Pero proponer la saturación con chocolate como un algo pornográfico implica reconocer que lo porno está en muchos otros lugares.
Utopía de la miseria, pornografía y posmodernidad
John O´Reilly, «The kiss», 2010
Por eso, mi supuesto descubrimiento es solo una transposición lógica: ya otros han identificado fenómenos como la pornografía de guerra — Jean Baudrillard, en referencia al escándalo de Abu Ghraib — , la porno-miseria — en alusión a esa fotografía turística sobre la pobreza — , la porno-tortura… Lo que se da por sentado en estas propuestas es lo porno como un universal, cuyo matiz distintivo es probable que se encuentre en el reino de lo obsceno-repetitivo.

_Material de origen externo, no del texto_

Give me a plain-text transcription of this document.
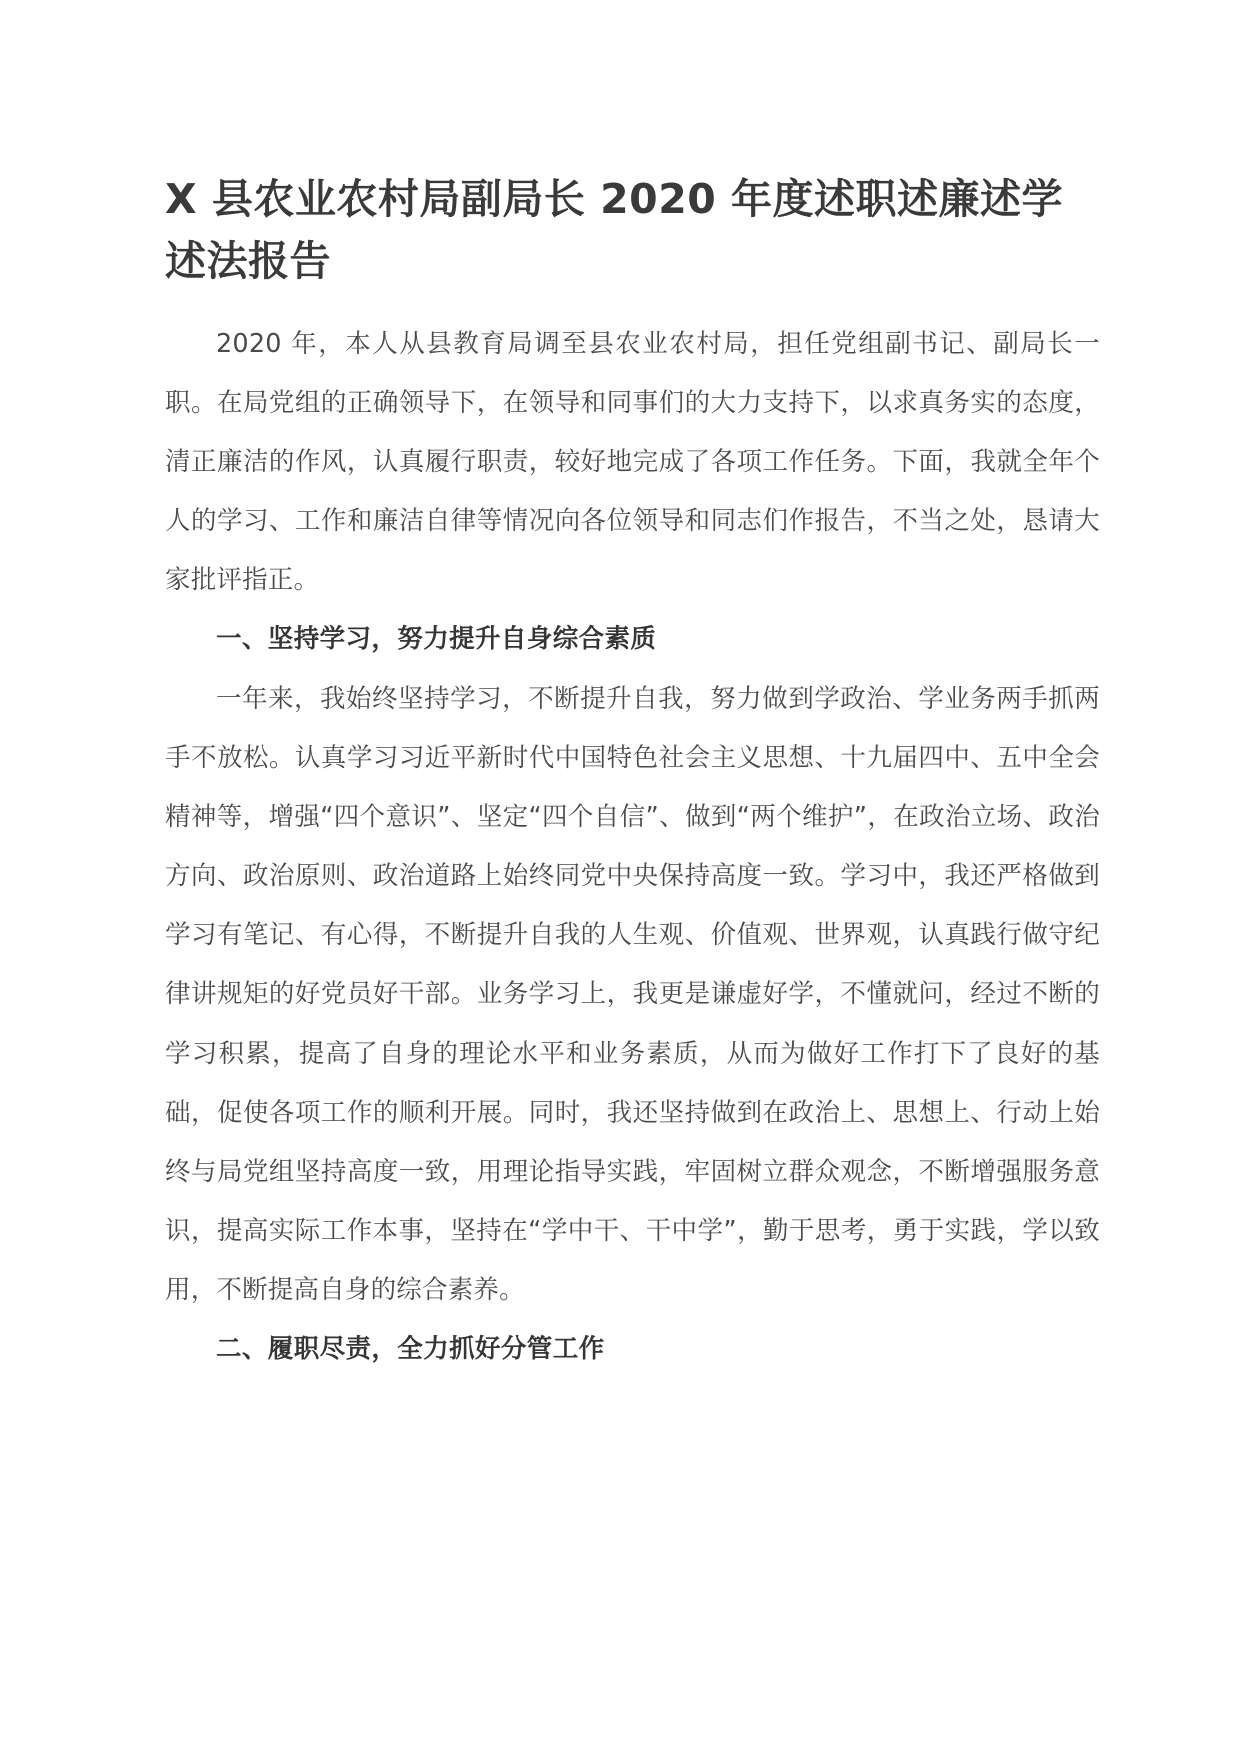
X 县农业农村局副局长 2020 年度述职述廉述学述法报告

2020 年，本人从县教育局调至县农业农村局，担任党组副书记、副局长一职。在局党组的正确领导下，在领导和同事们的大力支持下，以求真务实的态度，清正廉洁的作风，认真履行职责，较好地完成了各项工作任务。下面，我就全年个人的学习、工作和廉洁自律等情况向各位领导和同志们作报告，不当之处，恳请大家批评指正。

一、坚持学习，努力提升自身综合素质

一年来，我始终坚持学习，不断提升自我，努力做到学政治、学业务两手抓两手不放松。认真学习习近平新时代中国特色社会主义思想、十九届四中、五中全会精神等，增强“四个意识”、坚定“四个自信”、做到“两个维护”，在政治立场、政治方向、政治原则、政治道路上始终同党中央保持高度一致。学习中，我还严格做到学习有笔记、有心得，不断提升自我的人生观、价值观、世界观，认真践行做守纪律讲规矩的好党员好干部。业务学习上，我更是谦虚好学，不懂就问，经过不断的学习积累，提高了自身的理论水平和业务素质，从而为做好工作打下了良好的基础，促使各项工作的顺利开展。同时，我还坚持做到在政治上、思想上、行动上始终与局党组坚持高度一致，用理论指导实践，牢固树立群众观念，不断增强服务意识，提高实际工作本事，坚持在“学中干、干中学”，勤于思考，勇于实践，学以致用，不断提高自身的综合素养。

二、履职尽责，全力抓好分管工作
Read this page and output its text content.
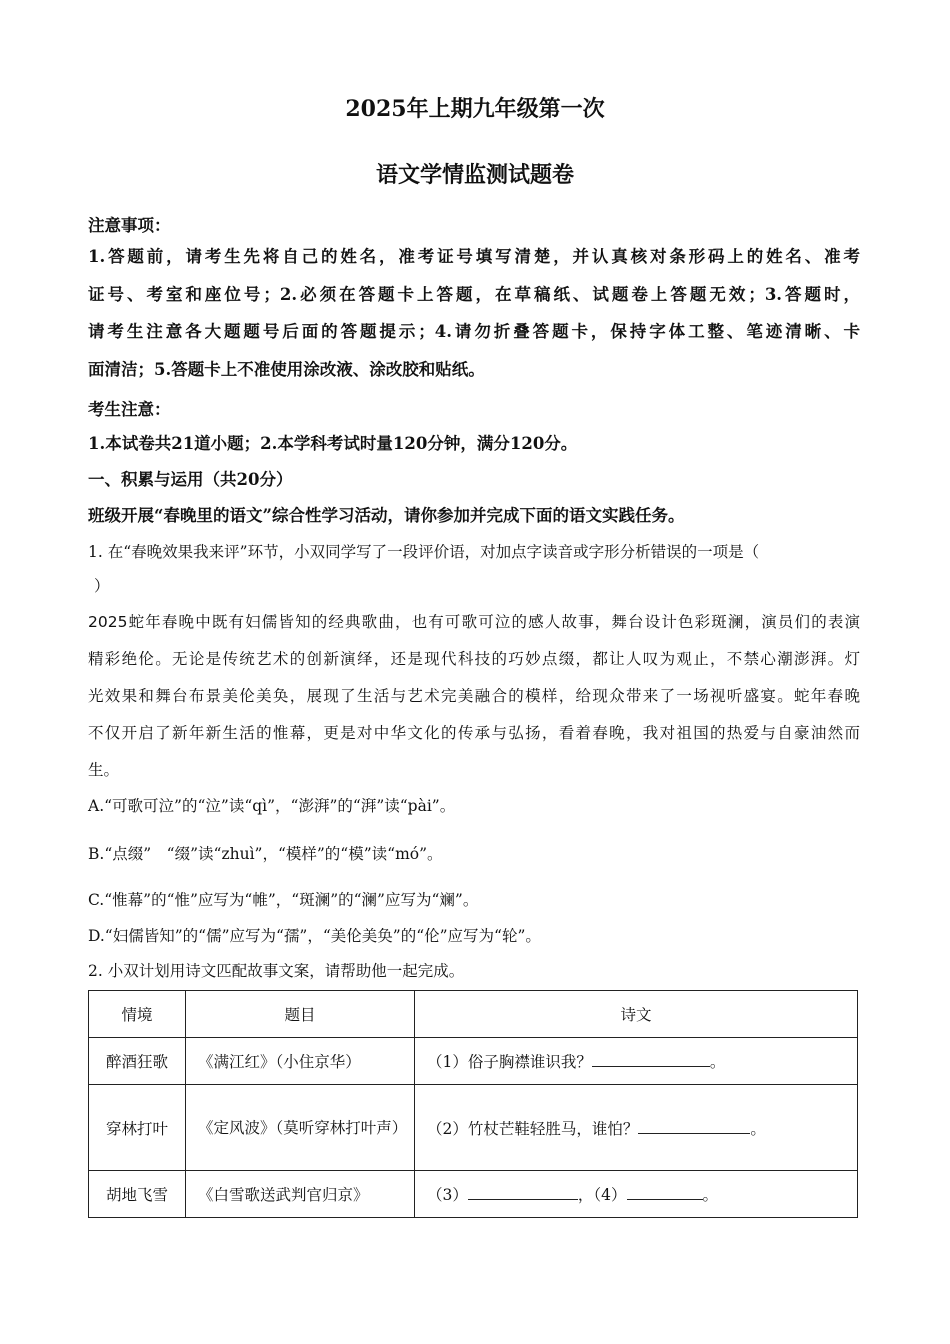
2025年上期九年级第一次
语文学情监测试题卷
注意事项：
1.答题前，请考生先将自己的姓名，准考证号填写清楚，并认真核对条形码上的姓名、准考
证号、考室和座位号；2.必须在答题卡上答题，在草稿纸、试题卷上答题无效；3.答题时，
请考生注意各大题题号后面的答题提示；4.请勿折叠答题卡，保持字体工整、笔迹清晰、卡
面清洁；5.答题卡上不准使用涂改液、涂改胶和贴纸。
考生注意：
1.本试卷共21道小题；2.本学科考试时量120分钟，满分120分。
一、积累与运用（共20分）
班级开展“春晚里的语文”综合性学习活动，请你参加并完成下面的语文实践任务。
1. 在“春晚效果我来评”环节，小双同学写了一段评价语，对加点字读音或字形分析错误的一项是（
）
2025蛇年春晚中既有妇儒皆知的经典歌曲，也有可歌可泣的感人故事，舞台设计色彩斑澜，演员们的表演
精彩绝伦。无论是传统艺术的创新演绎，还是现代科技的巧妙点缀，都让人叹为观止，不禁心潮澎湃。灯
光效果和舞台布景美伦美奂，展现了生活与艺术完美融合的模样，给现众带来了一场视听盛宴。蛇年春晚
不仅开启了新年新生活的惟幕，更是对中华文化的传承与弘扬，看着春晚，我对祖国的热爱与自豪油然而
生。
A.“可歌可泣”的“泣”读“qì”，“澎湃”的“湃”读“pài”。
B.“点缀”　“缀”读“zhuì”，“模样”的“模”读“mó”。
C.“惟幕”的“惟”应写为“帷”，“斑澜”的“澜”应写为“斓”。
D.“妇儒皆知”的“儒”应写为“孺”，“美伦美奂”的“伦”应写为“轮”。
2. 小双计划用诗文匹配故事文案，请帮助他一起完成。
情境	题目	诗文
醉酒狂歌	《满江红》（小住京华）	（1）俗子胸襟谁识我？ 。
穿林打叶	《定风波》（莫听穿林打叶声）	（2）竹杖芒鞋轻胜马，谁怕？ 。
胡地飞雪	《白雪歌送武判官归京》	（3） ，（4） 。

Lo curioso es la expansión contemporánea de estos apelativos, como si lo porno fuera consustancial a la atmósfera posmoderna del capitalismo tardío. Quizás se ha constituido una porno-mirada, una porno-producción, un porno-consumo, artefactos culturales de los que no podemos escapar. En todo caso parecen extensiones o contaminaciones provenientes de un centro perverso que se encuentra en el porno a secas. Pero, ¿qué es la pornografía «pura»?, y, quizás más importante, ¿cuál es la diferencia mínima que permite realizar el ejercicio metonímico de transpolar el carácter pornográfico de un video sexual al chocolate? Un intento de respuesta supone el estudio de la forma. Mas el ser supone el devenir, una historicidad específica que, como tema, contiene una problemática especial para el porno, que más adelante será abordada.